Reflexões gerais
sobre a Paixão de Jesus Cristo
sobre a Paixão de Jesus Cristo
Nosso fiador
1. Agradeçamos ao Pai e
agradeçamos igualmente ao Filho que quis tomar a nossa carne e juntamente os
nossos pecados para dar a Deus com sua paixão e morte uma digna satisfação. Diz
o Apóstolo que Jesus Cristo se fez nosso fiador, obrigando-se a pagar as nossas
dívidas (Hb 7,22). Como mediador entre Deus e os homens, estabeleceu um pacto
com Deus por meio do qual se obrigou a satisfazer por nós a divina justiça e em
compensação prometeu-nos da parte de Deus a vida eterna. Já com muita
antecedência o Eclesiástico nos advertia que não nos esquecêssemos do benefício
deste divino fiador que, para obter a salvação, quis sacrificar a sua vida
(Eclo 29,20). E para mais nos assegurar do perdão, diz S. Paulo, foi que Jesus
Cristo apagou com seu sangue o decreto de nossa condenação, que continha a
sentença da morte eterna contra nós, e a afixou à cruz, na qual, morrendo,
satisfez por nós a justiça divina (Cl 2,14). Ah, meu Jesus, por aquele amor que
vos obrigou a dar a vida e o sangue no Calvário por mim, fazei-me morrer a
todos os afetos deste mundo, fazei que eu me esqueça de tudo para não pensar
senão em vos amar e dar-vos gosto. Ó meu Deus, digno de infinito amor, vós me
amastes sem reserva e eu quero também amar-vos sem reserva. Eu vos amo, meu
sumo Bem, eu vos amo, meu amor, meu tudo.
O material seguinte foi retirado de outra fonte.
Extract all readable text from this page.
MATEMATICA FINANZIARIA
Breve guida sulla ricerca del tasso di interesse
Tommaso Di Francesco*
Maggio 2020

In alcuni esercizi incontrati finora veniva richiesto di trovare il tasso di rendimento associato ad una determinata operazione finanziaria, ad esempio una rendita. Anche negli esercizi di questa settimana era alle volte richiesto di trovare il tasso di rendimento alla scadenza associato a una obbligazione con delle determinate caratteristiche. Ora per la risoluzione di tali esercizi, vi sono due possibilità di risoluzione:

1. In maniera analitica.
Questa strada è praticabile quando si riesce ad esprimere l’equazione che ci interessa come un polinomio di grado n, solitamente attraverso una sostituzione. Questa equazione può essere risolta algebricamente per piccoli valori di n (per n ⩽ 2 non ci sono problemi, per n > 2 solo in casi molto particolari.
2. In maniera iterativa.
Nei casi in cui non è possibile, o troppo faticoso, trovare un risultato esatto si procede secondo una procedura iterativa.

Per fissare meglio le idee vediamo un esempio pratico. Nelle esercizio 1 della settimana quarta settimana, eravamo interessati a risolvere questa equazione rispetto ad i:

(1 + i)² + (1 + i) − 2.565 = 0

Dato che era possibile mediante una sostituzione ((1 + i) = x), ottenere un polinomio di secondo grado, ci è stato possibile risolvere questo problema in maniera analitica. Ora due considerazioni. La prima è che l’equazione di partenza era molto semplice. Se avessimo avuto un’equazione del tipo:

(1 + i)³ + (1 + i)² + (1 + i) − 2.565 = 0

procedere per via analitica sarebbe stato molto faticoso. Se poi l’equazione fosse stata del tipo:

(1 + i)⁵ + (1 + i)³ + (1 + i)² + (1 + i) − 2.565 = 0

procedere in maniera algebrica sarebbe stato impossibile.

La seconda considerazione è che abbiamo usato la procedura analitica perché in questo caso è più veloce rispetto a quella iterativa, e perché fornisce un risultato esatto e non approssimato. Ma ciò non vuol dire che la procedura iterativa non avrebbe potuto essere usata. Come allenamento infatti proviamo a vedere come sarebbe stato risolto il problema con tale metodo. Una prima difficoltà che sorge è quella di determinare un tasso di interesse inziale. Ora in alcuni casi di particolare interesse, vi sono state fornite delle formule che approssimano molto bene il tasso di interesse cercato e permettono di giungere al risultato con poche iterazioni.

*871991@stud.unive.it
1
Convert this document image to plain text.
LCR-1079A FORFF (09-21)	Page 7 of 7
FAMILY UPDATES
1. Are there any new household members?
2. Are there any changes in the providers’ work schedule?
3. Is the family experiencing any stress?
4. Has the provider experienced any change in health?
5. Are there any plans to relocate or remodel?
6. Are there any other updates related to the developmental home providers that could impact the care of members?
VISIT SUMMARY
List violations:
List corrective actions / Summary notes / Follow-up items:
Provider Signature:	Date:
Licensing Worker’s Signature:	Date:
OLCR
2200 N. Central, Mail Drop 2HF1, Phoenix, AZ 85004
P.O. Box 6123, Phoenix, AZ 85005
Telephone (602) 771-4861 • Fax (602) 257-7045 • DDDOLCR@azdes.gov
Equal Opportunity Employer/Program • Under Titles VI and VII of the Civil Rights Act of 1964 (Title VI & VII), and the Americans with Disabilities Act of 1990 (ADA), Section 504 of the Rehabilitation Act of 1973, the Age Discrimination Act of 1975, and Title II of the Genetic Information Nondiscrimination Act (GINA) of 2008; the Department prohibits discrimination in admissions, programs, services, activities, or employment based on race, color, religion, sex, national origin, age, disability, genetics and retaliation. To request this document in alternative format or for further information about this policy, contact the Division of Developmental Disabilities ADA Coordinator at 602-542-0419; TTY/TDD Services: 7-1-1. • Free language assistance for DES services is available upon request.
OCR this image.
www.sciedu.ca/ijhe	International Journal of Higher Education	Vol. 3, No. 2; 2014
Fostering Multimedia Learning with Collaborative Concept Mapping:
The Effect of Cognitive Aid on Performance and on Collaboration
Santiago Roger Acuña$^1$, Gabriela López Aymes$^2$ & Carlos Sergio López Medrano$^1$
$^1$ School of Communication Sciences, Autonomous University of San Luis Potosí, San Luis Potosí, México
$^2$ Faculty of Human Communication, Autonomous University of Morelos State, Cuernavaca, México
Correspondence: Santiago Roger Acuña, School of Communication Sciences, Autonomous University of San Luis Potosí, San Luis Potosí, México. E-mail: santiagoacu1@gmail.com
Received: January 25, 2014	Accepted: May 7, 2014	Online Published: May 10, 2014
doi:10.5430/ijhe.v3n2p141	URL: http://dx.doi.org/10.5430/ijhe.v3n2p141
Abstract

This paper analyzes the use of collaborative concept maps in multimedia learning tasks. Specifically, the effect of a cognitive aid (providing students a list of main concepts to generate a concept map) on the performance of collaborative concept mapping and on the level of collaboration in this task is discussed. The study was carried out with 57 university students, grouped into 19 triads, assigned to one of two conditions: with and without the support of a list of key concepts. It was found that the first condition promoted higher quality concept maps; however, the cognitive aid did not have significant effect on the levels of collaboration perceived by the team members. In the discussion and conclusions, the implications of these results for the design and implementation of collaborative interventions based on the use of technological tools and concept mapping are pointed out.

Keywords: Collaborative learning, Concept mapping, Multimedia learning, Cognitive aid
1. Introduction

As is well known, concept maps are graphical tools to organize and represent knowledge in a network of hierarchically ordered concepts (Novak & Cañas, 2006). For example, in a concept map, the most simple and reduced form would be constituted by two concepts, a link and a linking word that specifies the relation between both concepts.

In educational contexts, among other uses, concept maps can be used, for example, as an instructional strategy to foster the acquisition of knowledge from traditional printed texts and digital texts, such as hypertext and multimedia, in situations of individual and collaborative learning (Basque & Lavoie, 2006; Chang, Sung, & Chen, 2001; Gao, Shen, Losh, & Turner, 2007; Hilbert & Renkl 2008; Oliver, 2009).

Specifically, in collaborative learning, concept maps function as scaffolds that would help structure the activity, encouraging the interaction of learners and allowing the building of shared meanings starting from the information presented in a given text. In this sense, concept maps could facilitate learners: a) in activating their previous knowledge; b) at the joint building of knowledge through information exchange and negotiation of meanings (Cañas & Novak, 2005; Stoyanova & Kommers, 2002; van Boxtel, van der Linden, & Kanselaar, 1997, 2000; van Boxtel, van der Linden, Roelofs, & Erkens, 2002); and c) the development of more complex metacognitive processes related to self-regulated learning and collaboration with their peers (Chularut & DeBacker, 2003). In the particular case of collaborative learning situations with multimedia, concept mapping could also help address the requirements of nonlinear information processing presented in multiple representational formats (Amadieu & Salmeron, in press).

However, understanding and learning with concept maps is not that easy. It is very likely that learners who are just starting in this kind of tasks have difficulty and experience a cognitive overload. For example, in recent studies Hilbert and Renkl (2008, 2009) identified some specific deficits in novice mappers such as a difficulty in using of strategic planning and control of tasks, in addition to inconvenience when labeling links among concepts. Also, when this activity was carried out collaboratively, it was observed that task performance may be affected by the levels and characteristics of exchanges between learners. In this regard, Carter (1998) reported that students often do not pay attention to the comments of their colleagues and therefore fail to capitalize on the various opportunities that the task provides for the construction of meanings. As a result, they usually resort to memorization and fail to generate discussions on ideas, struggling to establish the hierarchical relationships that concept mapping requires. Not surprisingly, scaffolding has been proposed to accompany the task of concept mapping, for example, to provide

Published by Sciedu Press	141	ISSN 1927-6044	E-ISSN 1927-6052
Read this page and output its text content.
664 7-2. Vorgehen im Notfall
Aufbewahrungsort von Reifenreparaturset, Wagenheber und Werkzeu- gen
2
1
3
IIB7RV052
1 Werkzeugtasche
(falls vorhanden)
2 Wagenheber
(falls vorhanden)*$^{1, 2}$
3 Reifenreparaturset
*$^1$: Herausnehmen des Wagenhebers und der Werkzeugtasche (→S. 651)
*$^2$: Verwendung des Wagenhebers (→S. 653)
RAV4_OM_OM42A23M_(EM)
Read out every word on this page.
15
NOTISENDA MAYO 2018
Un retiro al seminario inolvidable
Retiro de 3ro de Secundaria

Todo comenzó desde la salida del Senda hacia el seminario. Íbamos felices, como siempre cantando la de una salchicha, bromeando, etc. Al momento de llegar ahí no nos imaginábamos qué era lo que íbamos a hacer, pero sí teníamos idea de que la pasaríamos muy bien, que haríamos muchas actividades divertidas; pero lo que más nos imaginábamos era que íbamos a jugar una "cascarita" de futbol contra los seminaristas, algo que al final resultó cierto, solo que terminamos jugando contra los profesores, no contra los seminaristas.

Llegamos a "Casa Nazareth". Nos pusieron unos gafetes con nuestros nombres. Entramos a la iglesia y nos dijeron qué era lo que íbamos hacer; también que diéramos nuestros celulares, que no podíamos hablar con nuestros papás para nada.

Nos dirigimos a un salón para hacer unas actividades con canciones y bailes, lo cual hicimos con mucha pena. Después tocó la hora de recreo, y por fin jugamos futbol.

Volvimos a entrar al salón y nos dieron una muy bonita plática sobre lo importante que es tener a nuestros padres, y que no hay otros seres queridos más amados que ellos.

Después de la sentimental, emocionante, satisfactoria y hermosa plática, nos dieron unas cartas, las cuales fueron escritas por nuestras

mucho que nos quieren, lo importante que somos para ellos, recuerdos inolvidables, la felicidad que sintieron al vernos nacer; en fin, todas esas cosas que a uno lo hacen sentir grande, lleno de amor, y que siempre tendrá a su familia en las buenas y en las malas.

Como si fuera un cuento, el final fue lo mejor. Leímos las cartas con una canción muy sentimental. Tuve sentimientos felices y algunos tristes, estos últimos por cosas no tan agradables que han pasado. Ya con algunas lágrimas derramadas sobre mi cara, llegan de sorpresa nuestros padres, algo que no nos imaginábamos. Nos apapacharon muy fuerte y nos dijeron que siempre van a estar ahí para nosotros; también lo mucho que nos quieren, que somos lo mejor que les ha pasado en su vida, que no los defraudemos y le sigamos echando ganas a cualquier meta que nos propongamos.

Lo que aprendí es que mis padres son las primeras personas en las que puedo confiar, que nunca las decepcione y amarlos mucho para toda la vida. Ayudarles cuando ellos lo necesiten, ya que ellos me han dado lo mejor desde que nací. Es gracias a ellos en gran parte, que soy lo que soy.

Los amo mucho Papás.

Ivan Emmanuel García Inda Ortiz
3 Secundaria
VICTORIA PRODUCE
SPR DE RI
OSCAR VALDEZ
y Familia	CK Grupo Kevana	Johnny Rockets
2. Em suma, tudo o que nós
podemos ter de bens, de salvação, de esperança, tudo possuímos em Jesus Cristo
e nos seus merecimentos, como disse S. Pedro: “E não há em outro nenhuma
salvação, nem foi dado aos homens um outro nome debaixo dos céus em que nós devemos
ser salvos” (At 4,12). Assim para nós não há esperança de salvação senão nos
merecimentos de Jesus Cristo. Donde S. Tomás, com todos os teólogos, conclui
que depois da promulgação do Evangelho nós devemos crer explicitamente, por
necessidade não só de preceito, como também de meio, que somente por meio de
nosso Redentor nos é possível a salvação. Todo o fundamento de nossa salvação
está, portanto, na redenção humana do Verbo divino, operado na terra.
É
preciso, pois, refletir que ainda que as ações de Jesus Cristo feitas no mundo,
sendo ações de uma pessoa divina, eram de um valor infinito, de maneira que a
mínima delas bastava para satisfazer a justiça divina por todos os pecados dos
homens, contudo só a morte de Jesus foi o grande sacrifício com o qual se
completou a nossa redenção, motivo pelo qual as Sagradas Escrituras se atribui
a redenção do homem principalmente à morte por ele sofrida na cruz:
“Humilhou-se a si mesmo, feito obediente até à morte e morte de cruz” (Fl 2,8).
Razão por que escreve o Apóstolo que, quando tomamos a sagrada eucaristia, nos
devemos recordar da morte do Senhor: “Todas as vezes que comerdes deste pão e
beberdes deste vinho, anunciareis a morte do Senhor, até que ele venha” (1Cor
11,26).
Por que é que diz da morte e não da encarnação, do nascimento, da
ressurreição? Porque foi esse tormento, o mais doloroso de Jesus Cristo, que
completou a redenção. Por isso dizia S. Paulo: “Não julgueis que eu sabia
alguma coisa entre vós, senão a Jesus Cristo e este crucificado” (1Cor 2,2).
Muito bem sabia o apóstolo que Jesus Cristo nascera numa gruta, que habitara
por trinta anos uma oficina que ressuscitara e subira aos céus. Por que então
escreve que não sabia outra coisa senão Jesus crucificado? Porque a morte
sofrida por Jesus na cruz era o que mais o movia a amá-lo e o induzia a prestar
obediência a Deus, a exercer a caridade para com o próximo, a paciência nas
adversidades, virtudes praticadas e ensinadas particularmente por Jesus Cristo
na cátedra da cruz. S. Tomás escreve: “Em qualquer tentação encontra-se na cruz
o auxílio; aí a obediência para com Deus, aí a caridade para com o próximo, aí
a paciência nas adversidades, donde assevera Agostinho: "A cruz não foi só o
patíbulo do mártir, como também a cátedra do mestre”. (In c. 12 ad Heb.).